Yes, I do not imagine we want to allow plugins to be able to do everything. We need to have constraints on what the plugins are allowed to do and source review will need to be the basis for trusting that the constraints are followed.

maybe just stipulating that the plugin works on a best efforts basis and there always needs to be an independent method for verification (presumably with automated retry and other error handling)

If we constrain the set of actions to an allowable set of things to do, that eliminates a large set of issues

for instance, we can have a plugin that queries a website and puts the JSON data into an AM, maybe it gets good data, maybe server error, but if we can be assured that it actually made the query then we can trust the data in the AM.

It seems we again come to needed zeroknowledge proof that code was executed. All of the cool features seem to revolve around this same zeroknowlege proofs.

[jl777]

VM's output -> AM
That AM -> plugin
verification via indistinguishability obfuscator or simpler method if we can find one

I don't think you read all of that article James:

However, the new obfuscation scheme is far from ready for commercial applications. The technique turns short, simple programs into giant, unwieldy albatrosses. And the scheme’s security rests on a new mathematical approach that has not yet been thoroughly vetted by the cryptography community.

As I said before *unless you are designing something for years down the track* then please forget about that - it is not practical nor is it even vetted.

I read it. IF we magically had that module, will NXTplugin architecture work?

James

P.S. My hope is that BCNext will take an interest and simply write an indistinguishability obfuscator

[gimre]

P.S. My hope is that BCNext will take an interest and simply write an indistinguishability obfuscator

I doubt that, and this is reason why:

I remember reading original paper some time ago, and it's seems it's way too computationally expensive to include it on the chain...

Think of slowing down the network from X TPS to something like X/20 TPS.

[jl777]

P.S. My hope is that BCNext will take an interest and simply write an indistinguishability obfuscator

I doubt that, and this is reason why:

I remember reading original paper some time ago, and it's seems it's way too computationally expensive to include it on the chain...

Think of slowing down the network from X TPS to something like X/20 TPS.
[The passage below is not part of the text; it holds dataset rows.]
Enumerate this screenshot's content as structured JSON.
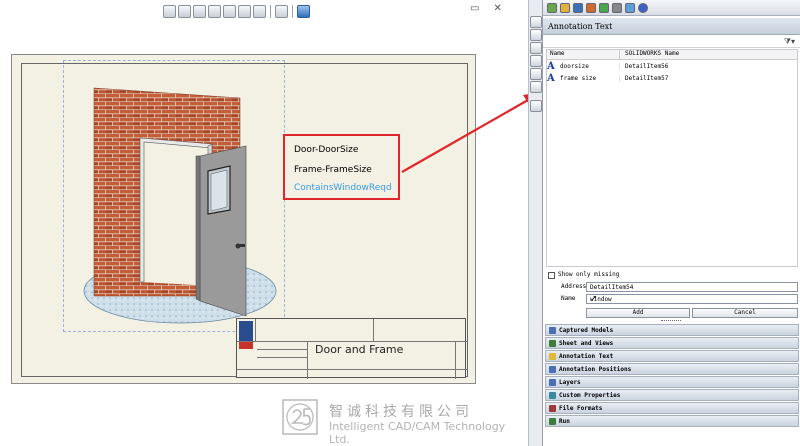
{
  "drawing": {
    "notes": [
      "Door-DoorSize",
      "Frame-FrameSize",
      "ContainsWindowReqd"
    ],
    "title_block": {
      "title": "Door and Frame"
    }
  },
  "watermark": {
    "company_cn": "智诚科技有限公司",
    "company_en": "Intelligent CAD/CAM Technology Ltd."
  },
  "panel": {
    "header": "Annotation Text",
    "filter_icon": "filter-icon",
    "columns": [
      "Name",
      "SOLIDWORKS Name"
    ],
    "rows": [
      {
        "name": "doorsize",
        "sw_name": "DetailItem56"
      },
      {
        "name": "frame size",
        "sw_name": "DetailItem57"
      }
    ],
    "show_only_missing_label": "Show only missing",
    "show_only_missing_checked": false,
    "address_label": "Address",
    "address_value": "DetailItem54",
    "name_label": "Name",
    "name_value": "window",
    "add_label": "Add",
    "cancel_label": "Cancel",
    "sections": [
      {
        "label": "Captured Models",
        "color": "#4a6fb5"
      },
      {
        "label": "Sheet and Views",
        "color": "#3f7d3a"
      },
      {
        "label": "Annotation Text",
        "color": "#e0b83a"
      },
      {
        "label": "Annotation Positions",
        "color": "#4a6fb5"
      },
      {
        "label": "Layers",
        "color": "#4a6fb5"
      },
      {
        "label": "Custom Properties",
        "color": "#3a8a9c"
      },
      {
        "label": "File Formats",
        "color": "#9c3a3a"
      },
      {
        "label": "Run",
        "color": "#3f7d3a"
      }
    ]
  },
  "colors": {
    "callout_border": "#e0262a",
    "arrow": "#e0262a",
    "note_highlight": "#3a9be8"
  }
}
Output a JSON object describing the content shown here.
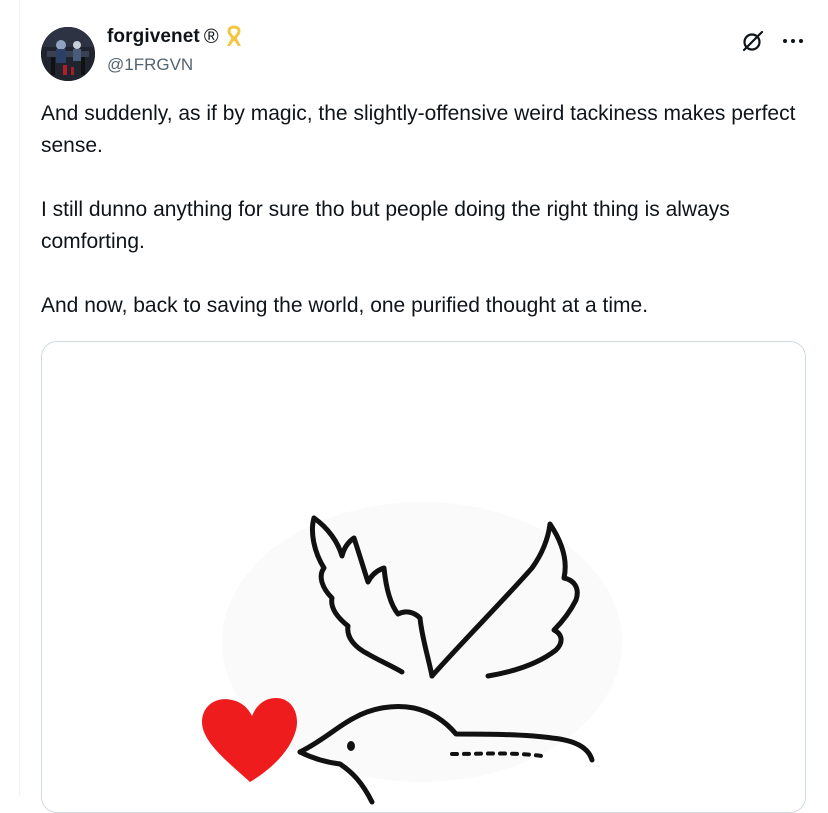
{
  "author": {
    "display_name": "forgivenet",
    "registered_mark": "®",
    "badge_icon": "ribbon-icon",
    "badge_color": "#f5c542",
    "handle": "@1FRGVN"
  },
  "actions": {
    "grok_icon": "grok-icon",
    "more_icon": "more-icon"
  },
  "tweet": {
    "paragraphs": [
      "And suddenly, as if by magic, the slightly-offensive weird tackiness makes perfect sense.",
      "I still dunno anything for sure tho but people doing the right thing is always comforting.",
      "And now, back to saving the world, one purified thought at a time."
    ]
  },
  "media": {
    "image_subject": "dove-with-heart-drawing",
    "heart_color": "#ee1c1c",
    "line_color": "#111111"
  }
}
Well BCNext is far smarter than me, unless he says that he cant implement a practical indistinguishability obfuscator, who am I to say that he cant?

[CIYAM]

for instance, we can have a plugin that queries a website and puts the JSON data into an AM, maybe it gets good data, maybe server error, but if we can be assured that it actually made the query then we can trust the data in the AM.

Again *we can't know it made the query* all we can do is have peers check the results - but I don't see why we really care if one peer did or didn't honestly do what it was asked.
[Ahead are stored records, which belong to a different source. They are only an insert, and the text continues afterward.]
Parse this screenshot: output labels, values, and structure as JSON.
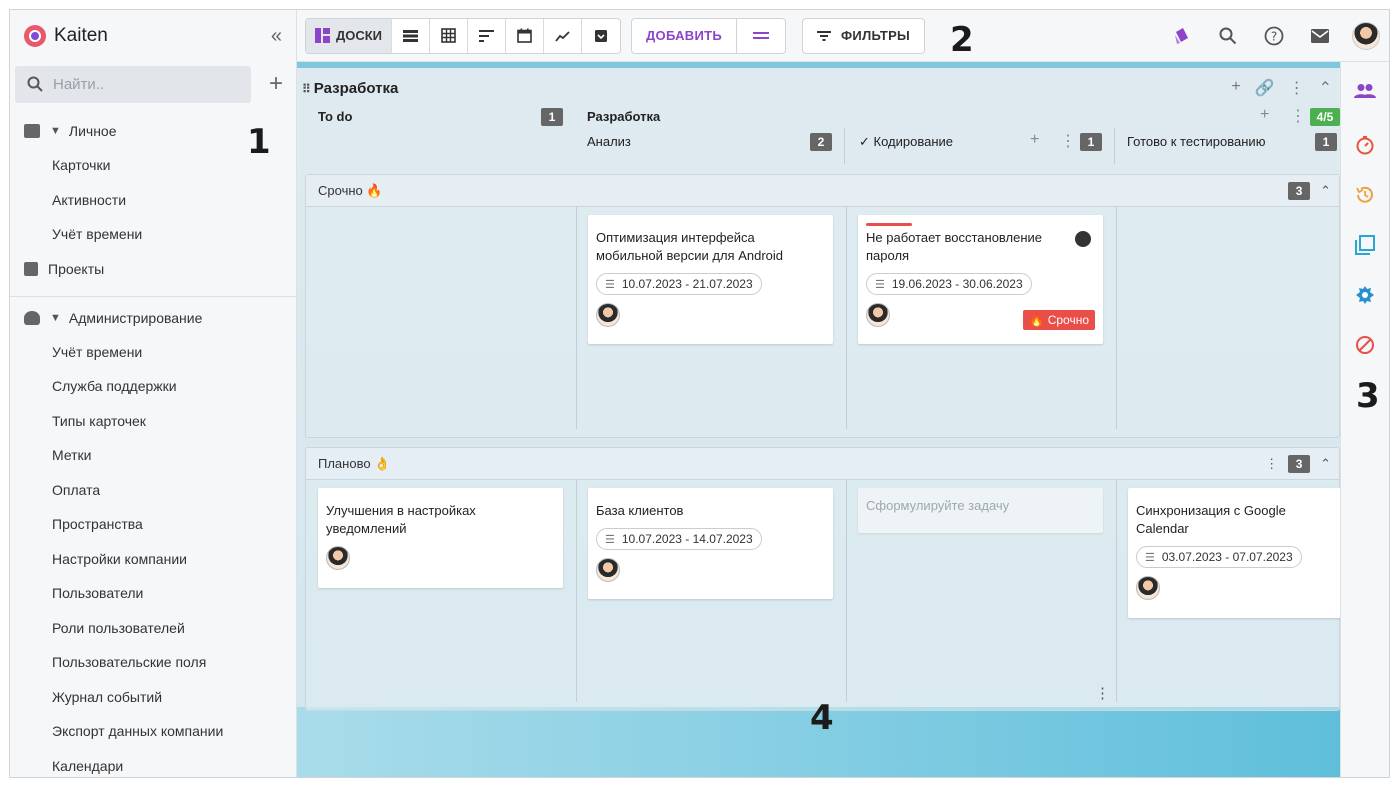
{
  "sidebar": {
    "brand": "Kaiten",
    "search_placeholder": "Найти..",
    "group_personal": "Личное",
    "personal_items": [
      "Карточки",
      "Активности",
      "Учёт времени"
    ],
    "projects": "Проекты",
    "group_admin": "Администрирование",
    "admin_items": [
      "Учёт времени",
      "Служба поддержки",
      "Типы карточек",
      "Метки",
      "Оплата",
      "Пространства",
      "Настройки компании",
      "Пользователи",
      "Роли пользователей",
      "Пользовательские поля",
      "Журнал событий",
      "Экспорт данных компании",
      "Календари"
    ]
  },
  "toolbar": {
    "boards_label": "ДОСКИ",
    "add_label": "ДОБАВИТЬ",
    "filters_label": "ФИЛЬТРЫ"
  },
  "board": {
    "space_title": "Разработка",
    "columns": {
      "todo": {
        "label": "To do",
        "count": "1"
      },
      "dev": {
        "label": "Разработка",
        "wip": "4/5"
      },
      "analysis": {
        "label": "Анализ",
        "count": "2"
      },
      "coding": {
        "label": "Кодирование",
        "count": "1"
      },
      "ready": {
        "label": "Готово к тестированию",
        "count": "1"
      }
    },
    "lanes": [
      {
        "label": "Срочно 🔥",
        "count": "3"
      },
      {
        "label": "Планово 👌",
        "count": "3"
      }
    ],
    "cards": {
      "c1": {
        "title": "Оптимизация интерфейса мобильной версии для Android",
        "dates": "10.07.2023 - 21.07.2023"
      },
      "c2": {
        "title": "Не работает восстановление пароля",
        "dates": "19.06.2023 - 30.06.2023",
        "tag": "🔥 Срочно"
      },
      "c3": {
        "title": "Улучшения в настройках уведомлений"
      },
      "c4": {
        "title": "База клиентов",
        "dates": "10.07.2023 - 14.07.2023"
      },
      "c5": {
        "placeholder": "Сформулируйте задачу"
      },
      "c6": {
        "title": "Синхронизация с Google Calendar",
        "dates": "03.07.2023 - 07.07.2023"
      }
    }
  },
  "annotations": [
    "1",
    "2",
    "3",
    "4"
  ],
  "colors": {
    "accent": "#8e44c9",
    "urgent": "#e94e49",
    "wip_ok": "#4caf50"
  }
}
Basically it is the same problem that happens when peers decide to say accept a transaction that lets an account have a negative balance - the result is you'll end up with a "fork".
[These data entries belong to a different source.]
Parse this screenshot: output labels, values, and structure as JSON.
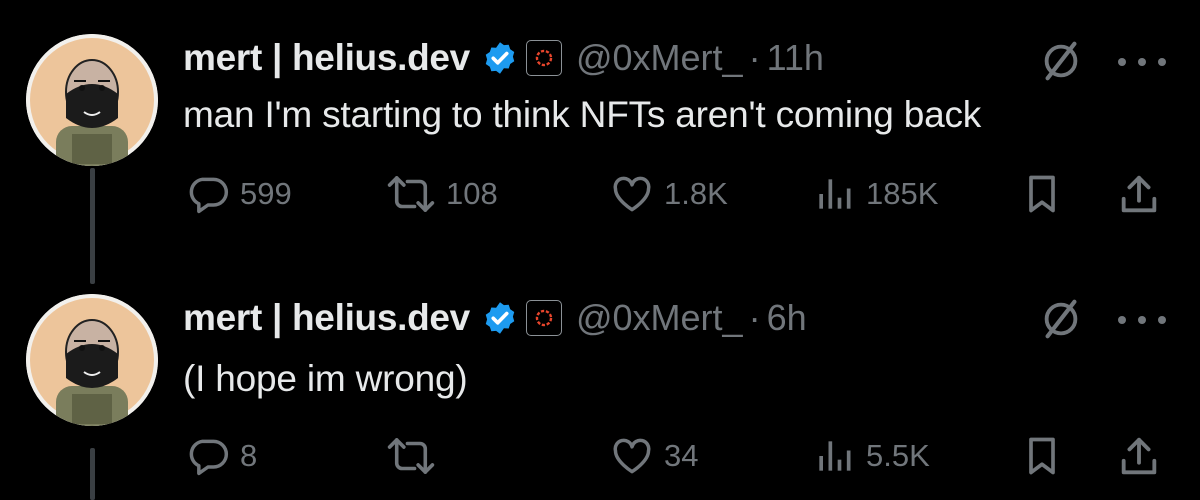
{
  "tweets": [
    {
      "display_name": "mert | helius.dev",
      "handle": "@0xMert_",
      "dot": "·",
      "time": "11h",
      "text": "man I'm starting to think NFTs aren't coming back",
      "replies": "599",
      "reposts": "108",
      "likes": "1.8K",
      "views": "185K"
    },
    {
      "display_name": "mert | helius.dev",
      "handle": "@0xMert_",
      "dot": "·",
      "time": "6h",
      "text": "(I hope im wrong)",
      "replies": "8",
      "reposts": "",
      "likes": "34",
      "views": "5.5K"
    }
  ],
  "icons": {
    "verified": "verified-badge-icon",
    "affiliate": "helius-affiliate-icon",
    "grok": "grok-icon",
    "more": "more-icon",
    "reply": "reply-icon",
    "repost": "repost-icon",
    "like": "heart-icon",
    "views": "views-icon",
    "bookmark": "bookmark-icon",
    "share": "share-icon"
  },
  "colors": {
    "background": "#000000",
    "text": "#e7e9ea",
    "secondary": "#71767b",
    "verified": "#1d9bf0",
    "affiliate": "#e8452c"
  }
}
Well BCNext is far smarter than me, unless he says that he cant implement a practical indistinguishability obfuscator, who am I to say that he cant?

If you just treat the scripts the same as normal transactions in this way you'll see that there simply is no need to try and do "magical things" to verify them.

To make it even clearer: we don't need that (so no need to waste BCNext's or your own time on even thinking about it).